Eça de Queiroz tem um impressivo conto que desde criança me impressionou. Partilho apenas o final, com cortes, porque longo. É passado na Judeia e baseado numa história da Bíblia onde são apresentados os ricos e os prepotentes, que contrastam com a dor e a miséria de uma criança pobre e entrevada que vivia com a mãe num casebre perdido na serra, longe do povoado. Passa-se numa época em que a fama de Jesus se estendia pela Judeia e em que os poderosos e ricos o procuravam. Mas a acção principal desenrola-se em torno dessa criança que, apesar da descrença e desalento da mãe, acredita fervorosamente que só Ele o pode salvar.

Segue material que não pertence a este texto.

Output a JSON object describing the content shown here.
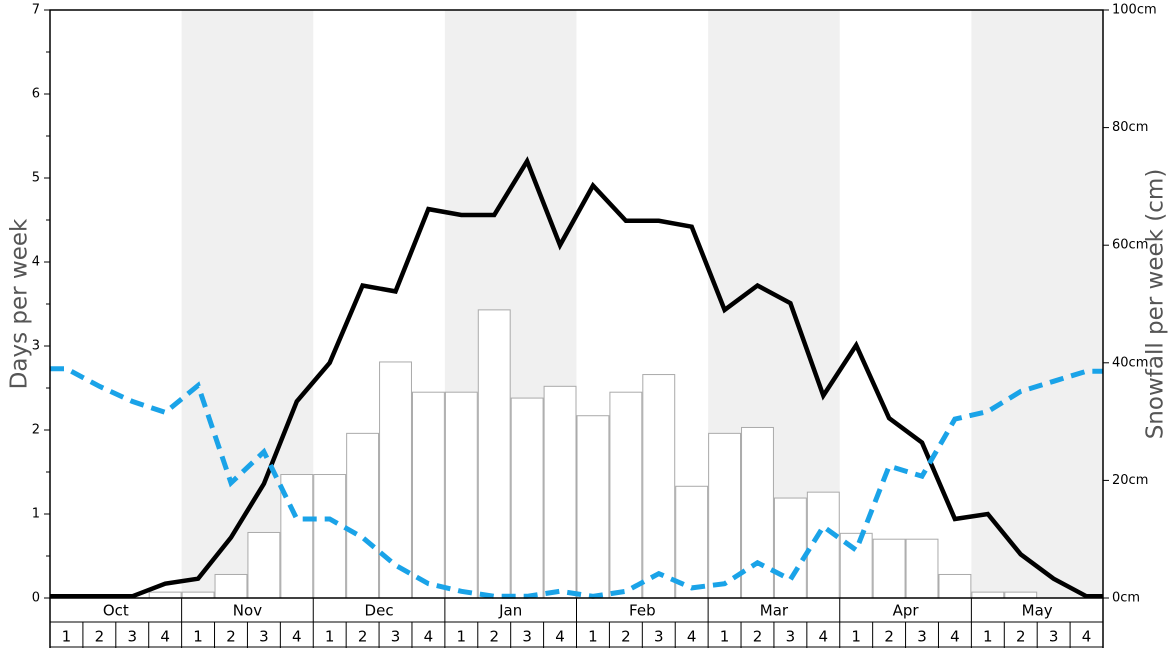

"– Oh filho e como queres que te deixe, e me meta aos caminhos à procura do rabi da Galileia? Como queres que te deixe! Jesus anda por muito longe e a nossa dor mora connosco, dentro destas paredes, e dentro delas nos prende. E mesmo que o encontrasse, como convenceria eu o rabi tão desejado, por quem ricos e fortes suspiram, a que descesse através das cidades até este ermo, para sarar um entrevadinho tão pobre, sobre enxerga tão rota?
A criança, com duas longas lágrimas na face magrinha, murmurou:
– Oh mãe! Jesus ama todos os pequenos. E eu ainda tão pequeno, e com um mal tão pesado, e que tanto queria sarar!
E a mãe, em soluços:
– Oh meu filho, como te posso deixar? Longas são as estradas da Galileia, e curta a piedade dos homens. Tão rota, tão trôpega, tão triste, até os cães me ladrariam da porta dos casais. Ninguém atenderia o meu recado, e me apontaria a morada do doce rabi. Oh filho! Talvez Jesus morresse... Nem mesmo os ricos e os fortes o encontram. O Céu o trouxe, o Céu o levou. E com ele para sempre morreu a esperança dos tristes.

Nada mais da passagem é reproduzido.